Chez Groupama, les salariés sont inquiets. Plusieurs groupes de travail ont certes été réunis pour exprimer leurs besoins et leurs aspirations sur plusieurs thématiques : les règles de vie, le management, la politique d’aménagement, l’organisation du travail et la présence sur site… « Mais avec la conscience que tout est déjà bouclé », témoigne la déléguée syndicale centrale, qui fait le constat de la difficulté à mobiliser : « Leur réponse au développement du flex-office est plutôt défensive, en demandant davantage d’heures de télétravail pour ne pas avoir à revenir au bureau, et rester chez eux. »
Cela fait écho à l’analyse faite par l’Ugict-Cgt à l’occasion de la publication de sa dernière enquête sur le télétravail : « Ces organisations spatiales à marche forcée pour économiser les coûts et les mètres carrés sont un signal très négatif. En dégradant les conditions de travail en présentiel, elles reviennent de fait à imposer une forme de télétravail de repli pour se protéger de lieux de travail inadaptés. » En voici un cas pratique.
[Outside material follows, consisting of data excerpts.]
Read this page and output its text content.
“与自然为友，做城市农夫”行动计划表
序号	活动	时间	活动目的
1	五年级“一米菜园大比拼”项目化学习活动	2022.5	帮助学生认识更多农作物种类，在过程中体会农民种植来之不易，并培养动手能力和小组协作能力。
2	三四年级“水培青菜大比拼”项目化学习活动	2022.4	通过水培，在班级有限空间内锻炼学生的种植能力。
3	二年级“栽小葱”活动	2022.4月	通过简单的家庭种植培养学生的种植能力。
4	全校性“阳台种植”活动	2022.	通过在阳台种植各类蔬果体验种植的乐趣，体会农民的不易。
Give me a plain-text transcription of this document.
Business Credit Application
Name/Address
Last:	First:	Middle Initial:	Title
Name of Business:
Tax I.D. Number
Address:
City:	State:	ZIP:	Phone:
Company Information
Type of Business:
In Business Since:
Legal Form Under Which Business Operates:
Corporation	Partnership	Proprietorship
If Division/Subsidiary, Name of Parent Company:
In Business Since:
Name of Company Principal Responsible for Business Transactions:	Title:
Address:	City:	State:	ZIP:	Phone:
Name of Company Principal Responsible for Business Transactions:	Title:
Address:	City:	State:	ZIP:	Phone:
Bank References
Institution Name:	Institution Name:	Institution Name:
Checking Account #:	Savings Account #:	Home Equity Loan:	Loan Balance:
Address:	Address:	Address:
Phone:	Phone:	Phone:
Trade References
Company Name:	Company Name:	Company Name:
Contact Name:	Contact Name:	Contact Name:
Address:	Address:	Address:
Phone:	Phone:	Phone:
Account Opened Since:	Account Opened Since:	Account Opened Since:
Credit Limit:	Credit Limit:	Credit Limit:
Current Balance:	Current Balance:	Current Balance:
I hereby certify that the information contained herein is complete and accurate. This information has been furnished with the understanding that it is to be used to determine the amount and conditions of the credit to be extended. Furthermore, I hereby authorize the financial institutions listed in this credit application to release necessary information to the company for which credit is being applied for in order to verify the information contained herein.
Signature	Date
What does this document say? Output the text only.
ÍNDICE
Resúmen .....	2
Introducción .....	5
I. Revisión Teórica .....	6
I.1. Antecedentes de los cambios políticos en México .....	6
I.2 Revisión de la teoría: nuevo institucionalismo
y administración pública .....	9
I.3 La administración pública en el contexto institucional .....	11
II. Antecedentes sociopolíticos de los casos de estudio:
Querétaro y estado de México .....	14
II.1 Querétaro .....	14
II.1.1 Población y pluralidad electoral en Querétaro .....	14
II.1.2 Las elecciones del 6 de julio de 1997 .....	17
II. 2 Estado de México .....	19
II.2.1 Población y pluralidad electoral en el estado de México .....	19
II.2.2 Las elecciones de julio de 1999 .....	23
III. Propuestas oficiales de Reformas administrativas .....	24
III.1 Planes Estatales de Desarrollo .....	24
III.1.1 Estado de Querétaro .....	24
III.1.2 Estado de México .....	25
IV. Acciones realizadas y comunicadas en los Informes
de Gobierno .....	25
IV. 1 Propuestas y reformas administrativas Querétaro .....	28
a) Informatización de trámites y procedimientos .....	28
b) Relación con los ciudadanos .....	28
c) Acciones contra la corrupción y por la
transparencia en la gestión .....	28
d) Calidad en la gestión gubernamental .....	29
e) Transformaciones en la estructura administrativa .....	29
Le rejet massif du flex-office
Enquête après enquête, les salariés expriment leur rejet du flex-office. Celle réalisée par l’Ugict-Cgt montre bien une relance de la réorganisation des locaux à la faveur du développement du télétravail : plus d’un tiers des répondants affirment qu’un passage en open-space ou en flex-office est en cours. Une majorité d’entre eux jugent négativement cette réorganisation.
Jugés « impersonnels, pathogènes et générateurs d’isolement vis-à-vis des collègues », les bureaux flexibles apparaissent de plus en plus comme de véritables repoussoirs. De ce point de vue, les études « Mon bureau post-confinement » réalisées par la chaire « Workplace management » de l’Essec livrent des résultats particulièrement éclairants. Publiée avant l’été, sa 3e édition (un échantillon de 1 868 salariés interrogés entre le 21 et 30 avril 2021) met en évidence une nette préférence des salariés pour le bureau fermé, qu’il soit individuel ou partagé.
À peine 4 % des salariés interrogés opteraient pour des bureaux ouverts non attitrés. C’est bien moins que les salariés (autour de 10 %) aspirant au télétravail intégral. La crise sanitaire a amplifié ce phénomène de rejet, y compris chez les cadres : parmi ceux qui travaillaient déjà en flex-office avant la pandémie, ils sont plus de 70 % à ne pas souhaiter retrouver ces conditions de travail.